METHODS::Since the discovery of dental pulp stem cells, a lot of teams have expressed an interest in dental pulp regeneration. Many approaches, experimental models and biological explorations have been developed, each including the use of stem cells and scaffolds with the final goal being clinical application in humans. In this review, the authors' objective was to compare the experimental models and strategies used for the development of biomaterials for tissue engineering of dental pulp with stem cells. Electronic queries were conducted on PubMed using the following terms: pulp regeneration, scaffold, stem cells, tissue engineering and biomaterial.

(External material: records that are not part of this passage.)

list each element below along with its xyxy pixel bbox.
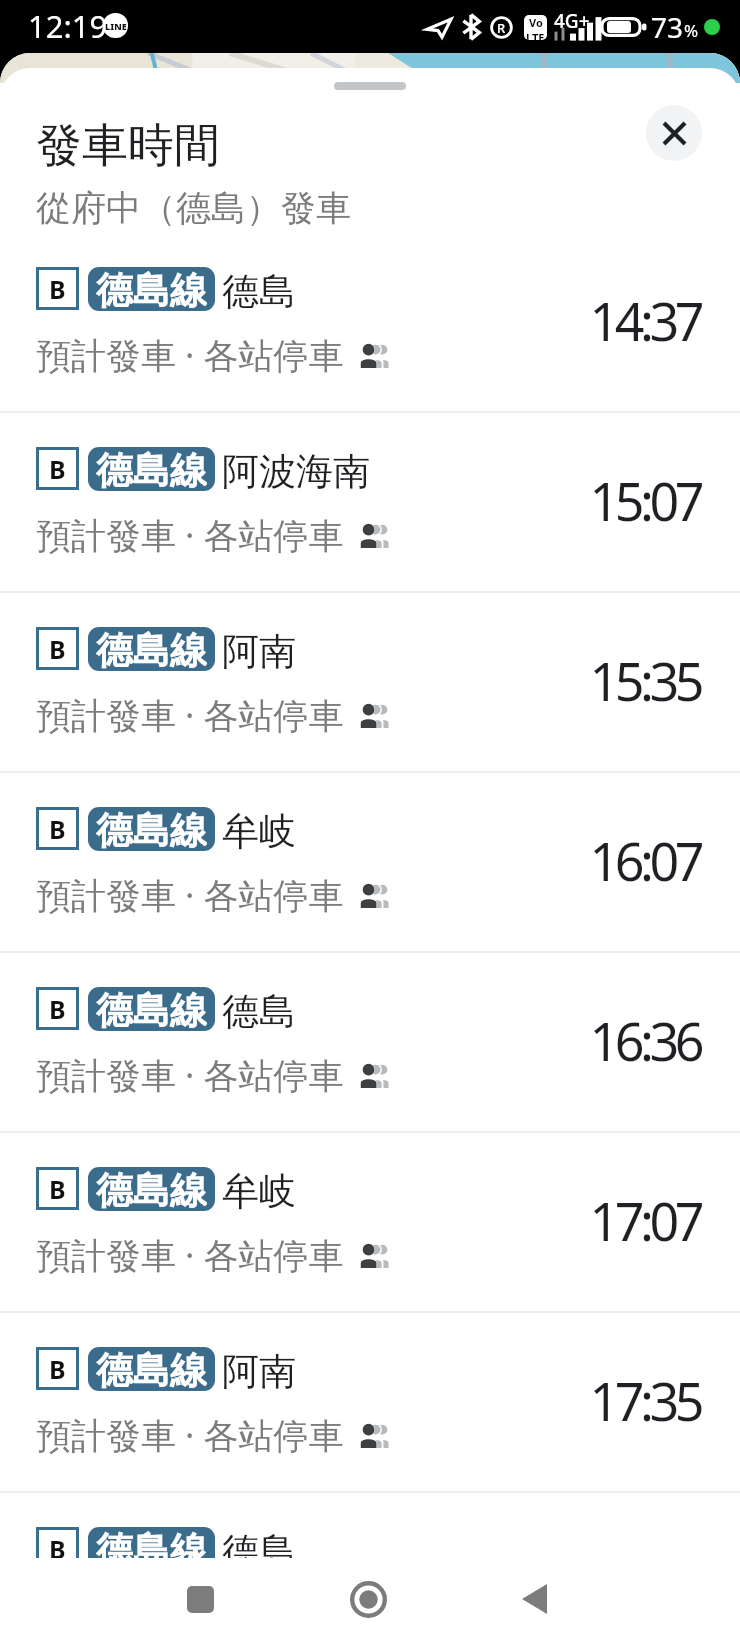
staticText: 預計發車 · 各站停車 — [36, 1231, 344, 1279]
button[interactable]: B — [0, 1133, 740, 1311]
staticText: 預計發車 · 各站停車 — [36, 1411, 344, 1459]
button[interactable]: B — [0, 233, 740, 411]
staticText: 德島線 — [96, 1347, 207, 1391]
staticText: LINE — [105, 20, 127, 32]
other: Occupancy: many seats available — [359, 523, 392, 548]
button[interactable]: B — [0, 1493, 740, 1645]
staticText: 阿南 — [222, 1348, 296, 1395]
staticText: 德島線 — [96, 267, 207, 311]
staticText: R — [497, 19, 506, 37]
staticText: % — [684, 19, 699, 42]
staticText: 德島線 — [96, 1167, 207, 1211]
staticText: 預計發車 · 各站停車 — [36, 691, 344, 739]
button[interactable]: Close — [646, 105, 702, 161]
button[interactable]: B — [0, 773, 740, 951]
button[interactable]: Back — [501, 1566, 567, 1632]
staticText: Vo — [529, 15, 543, 30]
staticText: B — [49, 452, 66, 486]
staticText: 14:37 — [589, 285, 700, 356]
other: Occupancy: many seats available — [359, 343, 392, 368]
staticText: B — [49, 1532, 66, 1566]
staticText: 德島線 — [96, 807, 207, 851]
staticText: 德島 — [222, 988, 296, 1035]
staticText: 15:07 — [589, 465, 700, 536]
staticText: 德島線 — [96, 1527, 207, 1571]
button[interactable]: B — [0, 953, 740, 1131]
staticText: 預計發車 · 各站停車 — [36, 871, 344, 919]
staticText: 4G+ — [554, 8, 590, 34]
staticText: B — [49, 272, 66, 306]
staticText: 德島線 — [96, 987, 207, 1031]
button[interactable]: B — [0, 1313, 740, 1491]
staticText: 17:35 — [589, 1365, 700, 1436]
staticText: 預計發車 · 各站停車 — [36, 331, 344, 379]
button[interactable]: Recent apps — [167, 1566, 233, 1632]
staticText: 德島線 — [96, 627, 207, 671]
staticText: 德島線 — [96, 447, 207, 491]
staticText: 德島 — [222, 268, 296, 315]
staticText: 預計發車 · 各站停車 — [36, 1051, 344, 1099]
staticText: 預計發車 · 各站停車 — [36, 511, 344, 559]
staticText: 發車時間 — [36, 117, 220, 175]
button[interactable]: B — [0, 593, 740, 771]
staticText: 16:36 — [589, 1005, 700, 1076]
other: Occupancy: many seats available — [359, 883, 392, 908]
staticText: B — [49, 812, 66, 846]
staticText: 德島 — [222, 1528, 296, 1575]
other: Occupancy: many seats available — [359, 703, 392, 728]
staticText: 從府中（德島）發車 — [36, 186, 351, 230]
other: Occupancy: many seats available — [359, 1063, 392, 1088]
staticText: LTE — [526, 30, 545, 40]
other: Occupancy: many seats available — [359, 1603, 392, 1628]
staticText: 牟岐 — [222, 1168, 296, 1215]
staticText: 阿南 — [222, 628, 296, 675]
staticText: B — [49, 1352, 66, 1386]
staticText: B — [49, 632, 66, 666]
staticText: 17:07 — [589, 1185, 700, 1256]
button[interactable]: Home — [335, 1566, 401, 1632]
staticText: B — [49, 1172, 66, 1206]
other: Occupancy: many seats available — [359, 1243, 392, 1268]
staticText: 牟岐 — [222, 808, 296, 855]
other: Occupancy: many seats available — [359, 1423, 392, 1448]
staticText: 12:19 — [28, 5, 108, 47]
staticText: 73 — [651, 8, 684, 46]
button[interactable]: B — [0, 413, 740, 591]
staticText: B — [49, 992, 66, 1026]
staticText: 15:35 — [589, 645, 700, 716]
staticText: 16:07 — [589, 825, 700, 896]
staticText: 阿波海南 — [222, 448, 370, 495]
staticText: 預計發車 · 各站停車 — [36, 1591, 344, 1639]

The extracted data included the following information: the strategy envisaged, the type of stem cells, the experimental models, the exploration or analysis methods, the cytotoxicity or viability or proliferation cellular tests, the tests of scaffold antibacterial properties and take into account the vascularization of the regenerated dental pulp. From the 71 selected articles, 59% focused on the "cell-transplantation" strategy, 82% used in vitro experimentation, 58% in vivo animal models and only one described an in vivo in situ human clinical study. 87% used dental pulp stem cells. A majority of the studies reported histology (75%) and immunohistochemistry explorations (66%). 73% mentioned the use of cytotoxicity, proliferation or viability tests. 48% took vascularization into account but only 6% studied the antibacterial properties of the scaffolds. This article gives an overview of the methods used to regenerate dental pulp from stem cells and should help researchers create the best development strategies for research in this field.